Tianxia III Conference Report
The rare confluence of the pandemic, economic, geopolitical, and technological forces now confronting our world is giving birth to a deluge of pessimistic narratives. Pierre-Olivier Gourinchas, the IMF’s chief economist, warns of a world fragmenting into “distinct economic blocs with different ideologies, political systems, technology standards, cross-border payment and trade systems, and reserve currencies.” Also reflecting this gloomy mood, Senior Minister of Singapore Tharman Shanmugaratnam describes our current predicament as “a confluence of lasting insecurities – geopolitical, economic, and existential – each reinforcing each other.” According to him, we have entered a “perfect long storm.”
However, there is still hope. As historian Patricia Calvin reminds us, turbulence can also “foster creative, pluralistic, and dynamic advocacy that leads to new modes of cooperation, often in history’s darkest hours.” Yet, hope alone will not bring a better future.

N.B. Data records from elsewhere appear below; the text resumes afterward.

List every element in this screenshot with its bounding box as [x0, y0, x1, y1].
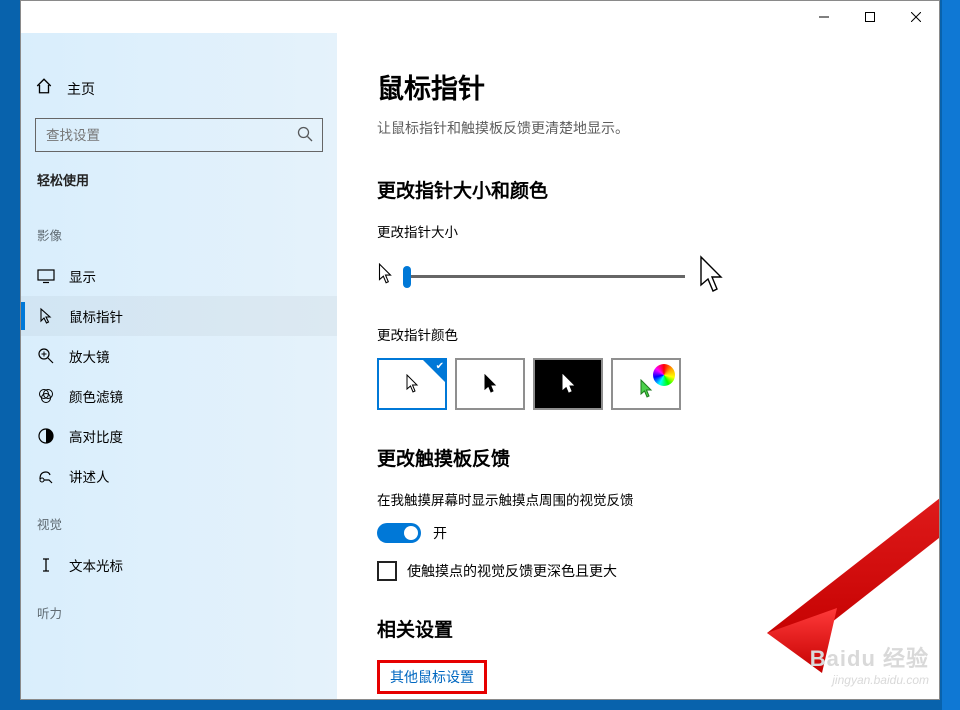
contrast-icon [37, 427, 55, 445]
desktop-background-edge [942, 0, 960, 710]
magnifier-icon [37, 347, 55, 365]
sidebar-item-high-contrast[interactable]: 高对比度 [21, 416, 337, 456]
color-filter-icon [37, 387, 55, 405]
pointer-size-slider[interactable] [405, 275, 685, 278]
pointer-size-slider-row [377, 255, 899, 298]
text-cursor-icon [37, 556, 55, 574]
darker-larger-feedback-checkbox[interactable] [377, 561, 397, 581]
sidebar-item-label: 鼠标指针 [69, 306, 123, 326]
sidebar: 设置 主页 轻松使用 影像 显示 [21, 33, 337, 699]
annotation-highlight-box: 其他鼠标设置 [377, 660, 487, 694]
sidebar-item-text-cursor[interactable]: 文本光标 [21, 545, 337, 585]
toggle-knob [404, 526, 418, 540]
touch-feedback-toggle[interactable] [377, 523, 421, 543]
sidebar-group-title: 轻松使用 [21, 170, 337, 189]
page-subtitle: 让鼠标指针和触摸板反馈更清楚地显示。 [377, 118, 899, 138]
sidebar-item-display[interactable]: 显示 [21, 256, 337, 296]
sidebar-item-magnifier[interactable]: 放大镜 [21, 336, 337, 376]
pointer-color-white[interactable]: ✔ [377, 358, 447, 410]
monitor-icon [37, 267, 55, 285]
pointer-color-row: ✔ [377, 358, 899, 410]
touchpad-feedback-desc: 在我触摸屏幕时显示触摸点周围的视觉反馈 [377, 489, 899, 509]
watermark: Baidu 经验 jingyan.baidu.com [810, 645, 929, 689]
cursor-icon [37, 307, 55, 325]
window-maximize-button[interactable] [847, 1, 893, 33]
section-touchpad-feedback: 更改触摸板反馈 [377, 444, 899, 471]
settings-window: 设置 主页 轻松使用 影像 显示 [20, 0, 940, 700]
window-close-button[interactable] [893, 1, 939, 33]
page-title: 鼠标指针 [377, 67, 899, 106]
label-change-pointer-color: 更改指针颜色 [377, 324, 899, 344]
pointer-color-custom[interactable] [611, 358, 681, 410]
cursor-large-icon [697, 255, 725, 298]
home-icon [35, 77, 53, 100]
section-pointer-size-color: 更改指针大小和颜色 [377, 176, 899, 203]
sidebar-item-label: 文本光标 [69, 555, 123, 575]
window-minimize-button[interactable] [801, 1, 847, 33]
sidebar-section-head: 视觉 [21, 496, 337, 545]
pointer-color-black[interactable] [455, 358, 525, 410]
sidebar-item-label: 讲述人 [69, 466, 110, 486]
section-related-settings: 相关设置 [377, 615, 899, 642]
sidebar-item-narrator[interactable]: 讲述人 [21, 456, 337, 496]
search-input[interactable] [35, 118, 323, 152]
cursor-small-icon [377, 263, 393, 290]
sidebar-item-color-filters[interactable]: 颜色滤镜 [21, 376, 337, 416]
link-other-mouse-settings[interactable]: 其他鼠标设置 [390, 667, 474, 687]
sidebar-section-head: 影像 [21, 207, 337, 256]
sidebar-item-label: 高对比度 [69, 426, 123, 446]
search-icon [297, 126, 313, 142]
window-titlebar [21, 1, 939, 33]
sidebar-item-mouse-pointer[interactable]: 鼠标指针 [21, 296, 337, 336]
toggle-on-label: 开 [433, 523, 447, 543]
sidebar-item-label: 放大镜 [69, 346, 110, 366]
label-change-pointer-size: 更改指针大小 [377, 221, 899, 241]
pointer-color-inverted[interactable] [533, 358, 603, 410]
sidebar-home[interactable]: 主页 [21, 69, 337, 108]
sidebar-home-label: 主页 [67, 79, 95, 99]
checkbox-label: 使触摸点的视觉反馈更深色且更大 [407, 561, 617, 581]
sidebar-section-head: 听力 [21, 585, 337, 634]
back-button[interactable] [33, 33, 57, 35]
slider-thumb[interactable] [403, 266, 411, 288]
sidebar-item-label: 颜色滤镜 [69, 386, 123, 406]
narrator-icon [37, 467, 55, 485]
sidebar-item-label: 显示 [69, 266, 96, 286]
content-area: 鼠标指针 让鼠标指针和触摸板反馈更清楚地显示。 更改指针大小和颜色 更改指针大小… [337, 33, 939, 699]
rainbow-icon [653, 364, 675, 386]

Shaping narratives within our political discourse is crucial because narratives wield an outsized influence over public opinion in our hyper-connected world. Within academia, Robert Shiller’s work on “narrative economics” suggests that “narratives might well be thought of as important, largely exogenous shocks to the aggregate economy.” Storytelling offers traditional academic disciplines a powerful tool and a refreshing perspective on our ever-changing world. Against the bleak backdrop of a fragmenting world, today’s academia has a moral duty to imagine, craft, and advocate for a narrative that will give rise to a more peaceful and harmonious world.
What is this narrative, and how should we tell it? The “Tianxia” Conference Series convened by the Berggruen Research Center at Peking University was established to imagine just such alternative narratives. Today, the Westphalian modern state system of equal, sovereign nations is the prevailing understanding of international relations. According to contemporary philosopher Zhao Tingyang, since the Westphalian model begins with the nation state, it is not a true “world order.” Instead, it is a global system of competing nation-states that, with each nation seeking its own interests, draws the world toward an international anarchy. Some nations dominate others, where this domination is enabled and exacerbated by the perspectives such a model generates, namely nationalism, hegemony, and racism.
This zero-sum game of winners and losers at an international level has proven to be woefully inadequate for addressing the pressing issues of our times, where the pandemic is only the first among the many compounding crises we face: global warming, environmental degradation, income inequities, food and water shortages, massive species extinction, proxy wars, global hunger, and so on. The issues defining this human predicament are themselves organically interrelated, and unless they are addressed in a wholesale manner, there can be no effective resolution. Traversing any and all national, ethnic, and religious boundaries, this perfect storm can only be engaged and weathered effectively by a global village working collaboratively for the well-being of the world community as a whole.
By contrast with the Westphalian model, Zhao argues that a starting point for thinking about the world in classical Chinese texts and in their historical commentaries is tianxia, a term he sees as signifying the entire world and thus allowing for a vantage point for “viewing the world as a world.” Zhao believes that by conceptualizing international relations from a planetary perspective, instead of “internationality” we can develop a sense of “worldness” that might lead to a less divisive world order. The two most important lines of critique with respect to Zhao Tingyang’s tianxia theory that have emerged in two previous conferences are 1) his tianxia system is selfconsciously a purely rational endeavor—a complete and perfect theory—that lacks a vision for its practical implementation in the real world, and 2) as a political economy it conspicuously and again self-consciously avoids any engagement with non-utilitarian ethics.
With this critique in mind, the third conference of the Berggruen China Center’s tianxia program set as its primary objective the search for possible practical strategies and ethical insights that can build upon Zhao’s theoretical work on tianxia as a planetary sense of “worldness.” The fundamental premise here is that in order for the tianxia system to remain relevant and significant in our vision for a global future, it must at once acknowledge the plurality of moral ideals defining the world’s cultures while at the same time seek for practical ways to formulate a shared morality that can provide the solidarity needed to bring the world’s people together. In this spirit, distinguished political philosopher Michael Walzer in his Thick and Thin: Moral Argument at Home and Abroad wants “to endorse the politics of difference and, at the same time, to describe and defend a certain sort of universalism.” It is Walzer’s work that has been the inspiration for this Tianxia III conference.